How this skill works

I identify the task frequency, triggers, inputs, and expected outputs, then pick the right execution model: OpenClaw cron for agent-driven events, system cron for simple scheduled scripts, or systemd timers for service-managed schedules. Implementations use small, testable shell scripts or pipelines with retries, backoff, input validation, and lock files to avoid concurrency. All tasks include logging, rate limiting for external APIs, and secure handling of secrets via environment variables or protected files.

When to use it

  • Run periodic checks or agent-triggered notifications (e.g., every 30 minutes).
  • Process or rotate files nightly (log compression, backup pipelines).
  • Poll APIs or websites for updates and alerts (price/availability trackers).
  • Trigger jobs on file changes or system events (inotify/watchers).
  • Manage long-running services or scheduled maintenance with systemd timers.

Best practices

  • Keep scripts idempotent and use lock files to prevent concurrent runs.
  • Log actions to a central directory and rotate logs regularly.
  • Never store secrets in crontab; use environment variables or protected secret files.
  • Add retry with exponential backoff and fail-fast pipeline error handling.
  • Validate and sanitize all inputs before passing to shell commands.

Example use cases

  • Schedule daily backups at 2:00 AM using a cron job that calls a backup script and logs output.
  • Create an OpenClaw cron entry to check notifications every 30 minutes and post system events.
  • Use inotifywait to trigger processing when new files arrive in a watched directory.
  • Poll a REST API every 5 minutes with curl and jq, with rate limiting and alerts on failures.
  • Implement a systemd timer for a maintenance task that must run with service-level guarantees.

FAQ

When should I use OpenClaw cron vs system cron?

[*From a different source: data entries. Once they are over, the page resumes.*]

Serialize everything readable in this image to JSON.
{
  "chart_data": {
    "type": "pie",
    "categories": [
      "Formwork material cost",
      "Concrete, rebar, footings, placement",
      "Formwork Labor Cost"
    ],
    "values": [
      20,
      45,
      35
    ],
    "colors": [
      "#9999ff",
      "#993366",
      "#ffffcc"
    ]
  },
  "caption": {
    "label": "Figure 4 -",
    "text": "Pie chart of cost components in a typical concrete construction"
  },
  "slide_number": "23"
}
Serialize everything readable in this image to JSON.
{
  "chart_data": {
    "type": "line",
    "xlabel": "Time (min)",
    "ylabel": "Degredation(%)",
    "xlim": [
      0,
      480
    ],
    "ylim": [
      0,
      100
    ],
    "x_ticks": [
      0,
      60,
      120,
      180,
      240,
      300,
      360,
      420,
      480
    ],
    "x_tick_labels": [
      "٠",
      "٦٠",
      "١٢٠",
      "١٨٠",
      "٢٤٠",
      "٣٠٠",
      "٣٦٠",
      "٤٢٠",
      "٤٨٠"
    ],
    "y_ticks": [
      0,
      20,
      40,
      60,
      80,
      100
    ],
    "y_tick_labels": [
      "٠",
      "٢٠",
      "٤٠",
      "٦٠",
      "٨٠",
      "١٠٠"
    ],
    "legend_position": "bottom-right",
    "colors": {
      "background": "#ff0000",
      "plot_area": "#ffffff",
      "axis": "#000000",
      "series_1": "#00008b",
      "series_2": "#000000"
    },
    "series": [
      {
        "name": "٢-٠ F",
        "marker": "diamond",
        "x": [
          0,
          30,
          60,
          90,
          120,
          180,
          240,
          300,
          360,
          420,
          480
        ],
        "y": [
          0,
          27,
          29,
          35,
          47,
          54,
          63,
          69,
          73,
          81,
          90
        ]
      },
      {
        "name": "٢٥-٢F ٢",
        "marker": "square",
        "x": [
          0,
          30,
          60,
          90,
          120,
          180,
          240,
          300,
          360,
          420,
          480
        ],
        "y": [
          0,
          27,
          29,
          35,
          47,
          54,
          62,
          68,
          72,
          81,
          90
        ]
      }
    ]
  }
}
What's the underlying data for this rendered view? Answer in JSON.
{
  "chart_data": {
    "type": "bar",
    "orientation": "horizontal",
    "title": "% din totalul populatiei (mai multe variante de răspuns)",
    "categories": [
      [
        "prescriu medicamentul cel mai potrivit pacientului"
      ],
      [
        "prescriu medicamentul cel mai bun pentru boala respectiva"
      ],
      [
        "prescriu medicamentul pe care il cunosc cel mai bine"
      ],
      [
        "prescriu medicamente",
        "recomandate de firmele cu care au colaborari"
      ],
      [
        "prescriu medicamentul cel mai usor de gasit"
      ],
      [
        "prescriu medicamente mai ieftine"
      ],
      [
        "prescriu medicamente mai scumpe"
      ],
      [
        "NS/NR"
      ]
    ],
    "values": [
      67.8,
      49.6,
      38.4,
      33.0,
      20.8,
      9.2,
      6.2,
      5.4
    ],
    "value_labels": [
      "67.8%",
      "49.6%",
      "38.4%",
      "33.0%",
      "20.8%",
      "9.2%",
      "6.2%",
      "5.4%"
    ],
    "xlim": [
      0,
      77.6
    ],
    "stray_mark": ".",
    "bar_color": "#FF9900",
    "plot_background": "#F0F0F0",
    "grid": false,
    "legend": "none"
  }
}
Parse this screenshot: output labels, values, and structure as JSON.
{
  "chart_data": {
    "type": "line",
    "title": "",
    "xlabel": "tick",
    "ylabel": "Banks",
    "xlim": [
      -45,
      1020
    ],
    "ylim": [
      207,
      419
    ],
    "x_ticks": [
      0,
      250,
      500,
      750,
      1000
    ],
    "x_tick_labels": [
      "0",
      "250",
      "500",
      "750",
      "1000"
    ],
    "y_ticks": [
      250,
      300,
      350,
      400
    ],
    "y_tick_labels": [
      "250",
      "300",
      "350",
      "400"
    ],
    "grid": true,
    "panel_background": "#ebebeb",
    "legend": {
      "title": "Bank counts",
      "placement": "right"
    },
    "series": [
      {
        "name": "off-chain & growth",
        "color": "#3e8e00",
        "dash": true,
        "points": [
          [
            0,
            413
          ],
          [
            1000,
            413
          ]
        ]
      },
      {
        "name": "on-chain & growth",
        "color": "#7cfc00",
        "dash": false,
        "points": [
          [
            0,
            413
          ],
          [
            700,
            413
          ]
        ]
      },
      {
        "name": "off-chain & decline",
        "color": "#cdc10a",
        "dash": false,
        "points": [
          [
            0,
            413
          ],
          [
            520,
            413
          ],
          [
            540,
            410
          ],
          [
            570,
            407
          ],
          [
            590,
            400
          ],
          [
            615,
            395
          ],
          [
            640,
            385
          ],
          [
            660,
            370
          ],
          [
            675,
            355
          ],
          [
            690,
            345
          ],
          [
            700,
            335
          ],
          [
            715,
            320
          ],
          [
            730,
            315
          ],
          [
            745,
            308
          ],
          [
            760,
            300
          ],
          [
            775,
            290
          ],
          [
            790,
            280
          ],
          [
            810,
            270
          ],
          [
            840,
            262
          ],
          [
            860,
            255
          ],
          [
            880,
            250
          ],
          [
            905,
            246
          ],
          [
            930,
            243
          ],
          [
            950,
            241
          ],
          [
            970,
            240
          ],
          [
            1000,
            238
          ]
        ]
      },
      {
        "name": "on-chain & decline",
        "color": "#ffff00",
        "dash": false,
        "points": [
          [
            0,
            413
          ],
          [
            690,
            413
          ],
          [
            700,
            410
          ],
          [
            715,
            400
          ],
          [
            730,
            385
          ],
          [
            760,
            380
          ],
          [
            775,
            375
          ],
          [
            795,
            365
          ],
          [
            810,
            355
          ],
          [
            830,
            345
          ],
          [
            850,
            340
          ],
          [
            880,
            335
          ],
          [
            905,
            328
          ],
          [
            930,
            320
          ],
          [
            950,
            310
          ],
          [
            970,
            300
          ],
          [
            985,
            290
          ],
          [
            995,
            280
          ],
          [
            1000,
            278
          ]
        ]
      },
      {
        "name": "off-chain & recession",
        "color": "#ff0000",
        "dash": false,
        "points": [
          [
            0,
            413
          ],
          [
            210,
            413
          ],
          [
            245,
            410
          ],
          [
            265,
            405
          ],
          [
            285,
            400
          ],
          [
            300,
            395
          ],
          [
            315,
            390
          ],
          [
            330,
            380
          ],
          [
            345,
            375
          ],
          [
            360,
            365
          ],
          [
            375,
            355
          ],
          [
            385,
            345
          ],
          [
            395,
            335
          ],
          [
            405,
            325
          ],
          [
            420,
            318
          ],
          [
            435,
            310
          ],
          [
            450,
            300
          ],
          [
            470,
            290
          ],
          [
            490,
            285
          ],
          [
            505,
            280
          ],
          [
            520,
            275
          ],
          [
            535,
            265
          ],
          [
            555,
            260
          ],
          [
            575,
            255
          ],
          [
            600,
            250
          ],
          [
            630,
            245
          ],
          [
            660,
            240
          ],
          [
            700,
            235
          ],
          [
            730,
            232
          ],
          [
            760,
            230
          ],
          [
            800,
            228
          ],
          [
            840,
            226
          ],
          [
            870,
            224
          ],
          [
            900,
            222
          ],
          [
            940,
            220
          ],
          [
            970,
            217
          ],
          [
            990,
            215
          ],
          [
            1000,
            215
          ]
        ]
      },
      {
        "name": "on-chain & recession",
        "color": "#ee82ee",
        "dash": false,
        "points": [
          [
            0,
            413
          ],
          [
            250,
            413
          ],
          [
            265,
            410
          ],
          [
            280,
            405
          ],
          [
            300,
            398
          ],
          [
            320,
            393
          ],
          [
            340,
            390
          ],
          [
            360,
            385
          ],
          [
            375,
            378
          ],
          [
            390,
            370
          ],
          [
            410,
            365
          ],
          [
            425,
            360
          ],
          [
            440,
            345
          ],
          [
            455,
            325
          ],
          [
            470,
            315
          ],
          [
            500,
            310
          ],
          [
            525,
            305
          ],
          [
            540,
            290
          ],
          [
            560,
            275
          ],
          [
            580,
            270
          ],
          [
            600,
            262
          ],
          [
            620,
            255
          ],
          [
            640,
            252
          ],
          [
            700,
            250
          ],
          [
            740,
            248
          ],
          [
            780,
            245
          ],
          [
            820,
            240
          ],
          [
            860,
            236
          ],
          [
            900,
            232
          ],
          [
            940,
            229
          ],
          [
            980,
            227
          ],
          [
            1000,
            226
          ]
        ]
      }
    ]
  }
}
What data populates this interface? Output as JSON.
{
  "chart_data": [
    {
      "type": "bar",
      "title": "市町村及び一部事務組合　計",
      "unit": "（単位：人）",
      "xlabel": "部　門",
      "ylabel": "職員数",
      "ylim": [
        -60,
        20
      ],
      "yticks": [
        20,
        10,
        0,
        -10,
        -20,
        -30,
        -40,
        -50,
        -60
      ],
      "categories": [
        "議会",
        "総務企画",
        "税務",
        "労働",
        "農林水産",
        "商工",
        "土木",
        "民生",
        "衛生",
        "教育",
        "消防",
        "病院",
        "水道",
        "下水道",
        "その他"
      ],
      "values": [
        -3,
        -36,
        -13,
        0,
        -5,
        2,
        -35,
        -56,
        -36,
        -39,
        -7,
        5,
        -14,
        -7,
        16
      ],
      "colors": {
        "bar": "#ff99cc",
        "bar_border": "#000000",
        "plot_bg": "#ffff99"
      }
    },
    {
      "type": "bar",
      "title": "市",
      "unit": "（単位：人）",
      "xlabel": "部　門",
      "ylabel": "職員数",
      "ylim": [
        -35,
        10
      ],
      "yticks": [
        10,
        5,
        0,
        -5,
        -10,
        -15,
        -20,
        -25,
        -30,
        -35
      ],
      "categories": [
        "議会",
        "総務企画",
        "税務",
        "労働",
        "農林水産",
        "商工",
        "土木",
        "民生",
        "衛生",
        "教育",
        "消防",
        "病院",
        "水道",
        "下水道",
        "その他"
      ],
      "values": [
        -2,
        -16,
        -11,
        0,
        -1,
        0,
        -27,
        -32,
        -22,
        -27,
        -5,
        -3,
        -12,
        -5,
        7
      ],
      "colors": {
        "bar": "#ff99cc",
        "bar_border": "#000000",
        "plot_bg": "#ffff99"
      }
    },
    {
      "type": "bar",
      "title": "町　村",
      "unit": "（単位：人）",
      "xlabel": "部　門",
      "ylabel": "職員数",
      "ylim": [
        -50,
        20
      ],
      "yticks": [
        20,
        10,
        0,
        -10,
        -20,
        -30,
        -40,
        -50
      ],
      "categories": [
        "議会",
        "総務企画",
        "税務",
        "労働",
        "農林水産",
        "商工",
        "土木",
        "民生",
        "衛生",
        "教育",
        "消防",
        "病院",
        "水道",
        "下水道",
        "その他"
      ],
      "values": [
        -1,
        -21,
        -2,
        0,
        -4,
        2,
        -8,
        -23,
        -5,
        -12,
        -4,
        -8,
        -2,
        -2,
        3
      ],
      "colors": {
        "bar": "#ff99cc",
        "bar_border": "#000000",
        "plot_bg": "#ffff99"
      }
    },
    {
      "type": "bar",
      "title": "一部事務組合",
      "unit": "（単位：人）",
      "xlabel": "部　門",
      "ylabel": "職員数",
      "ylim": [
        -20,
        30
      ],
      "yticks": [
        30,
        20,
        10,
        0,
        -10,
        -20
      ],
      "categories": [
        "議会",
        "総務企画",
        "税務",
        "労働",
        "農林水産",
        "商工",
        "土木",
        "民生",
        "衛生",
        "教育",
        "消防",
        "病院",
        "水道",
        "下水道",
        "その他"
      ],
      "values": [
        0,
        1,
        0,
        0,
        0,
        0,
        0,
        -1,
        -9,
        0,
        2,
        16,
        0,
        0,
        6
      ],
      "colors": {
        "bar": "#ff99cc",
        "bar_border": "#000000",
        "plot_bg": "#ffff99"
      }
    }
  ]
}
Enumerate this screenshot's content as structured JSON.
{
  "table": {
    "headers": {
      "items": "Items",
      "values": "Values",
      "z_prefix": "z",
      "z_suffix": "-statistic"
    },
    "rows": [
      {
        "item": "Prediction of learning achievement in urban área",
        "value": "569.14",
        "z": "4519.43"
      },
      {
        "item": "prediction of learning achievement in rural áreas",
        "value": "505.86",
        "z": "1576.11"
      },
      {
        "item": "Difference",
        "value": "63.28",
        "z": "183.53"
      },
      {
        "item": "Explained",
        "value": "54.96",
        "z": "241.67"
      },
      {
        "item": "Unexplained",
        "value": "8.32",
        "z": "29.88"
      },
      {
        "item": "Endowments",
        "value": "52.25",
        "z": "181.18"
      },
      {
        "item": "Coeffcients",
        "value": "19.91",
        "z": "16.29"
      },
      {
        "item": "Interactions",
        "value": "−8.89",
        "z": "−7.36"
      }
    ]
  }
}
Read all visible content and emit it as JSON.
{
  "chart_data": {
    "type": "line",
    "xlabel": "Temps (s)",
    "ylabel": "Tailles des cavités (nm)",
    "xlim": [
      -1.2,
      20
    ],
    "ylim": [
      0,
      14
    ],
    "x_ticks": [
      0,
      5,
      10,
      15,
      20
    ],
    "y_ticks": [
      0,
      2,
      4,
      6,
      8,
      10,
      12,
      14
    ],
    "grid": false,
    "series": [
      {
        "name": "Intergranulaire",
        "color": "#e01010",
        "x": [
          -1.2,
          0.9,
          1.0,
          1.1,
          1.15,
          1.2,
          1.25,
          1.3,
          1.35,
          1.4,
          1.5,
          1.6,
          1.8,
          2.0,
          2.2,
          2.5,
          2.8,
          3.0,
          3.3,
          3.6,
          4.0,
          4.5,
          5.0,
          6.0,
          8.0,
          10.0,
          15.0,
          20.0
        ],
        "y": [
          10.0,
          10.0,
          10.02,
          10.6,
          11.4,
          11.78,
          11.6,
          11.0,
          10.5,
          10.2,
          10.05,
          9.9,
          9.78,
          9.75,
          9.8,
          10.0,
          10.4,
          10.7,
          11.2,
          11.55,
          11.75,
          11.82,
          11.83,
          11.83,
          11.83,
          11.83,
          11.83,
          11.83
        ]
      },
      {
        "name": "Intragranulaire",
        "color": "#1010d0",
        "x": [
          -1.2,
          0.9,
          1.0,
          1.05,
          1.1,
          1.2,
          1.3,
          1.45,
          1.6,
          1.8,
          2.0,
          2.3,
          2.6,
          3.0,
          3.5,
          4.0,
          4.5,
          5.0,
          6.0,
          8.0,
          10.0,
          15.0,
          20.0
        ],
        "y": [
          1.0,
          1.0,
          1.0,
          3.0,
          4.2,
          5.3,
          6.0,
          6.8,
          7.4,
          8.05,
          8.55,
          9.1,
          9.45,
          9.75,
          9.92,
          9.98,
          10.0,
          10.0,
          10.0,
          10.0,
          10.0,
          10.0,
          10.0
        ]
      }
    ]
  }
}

Use OpenClaw cron for agent-integrated tasks and event-driven agent workflows; use system cron for simple local shell scripts where agent context is not needed.

How do I prevent overlapping runs?

Use lock files or flock in scripts, and ensure scripts check for existing locks and exit safely if a lock exists.

What is the recommended error strategy for pipelines?

Use set -euo pipefail, propagate errors, notify on failures, and implement retries with exponential backoff for transient errors.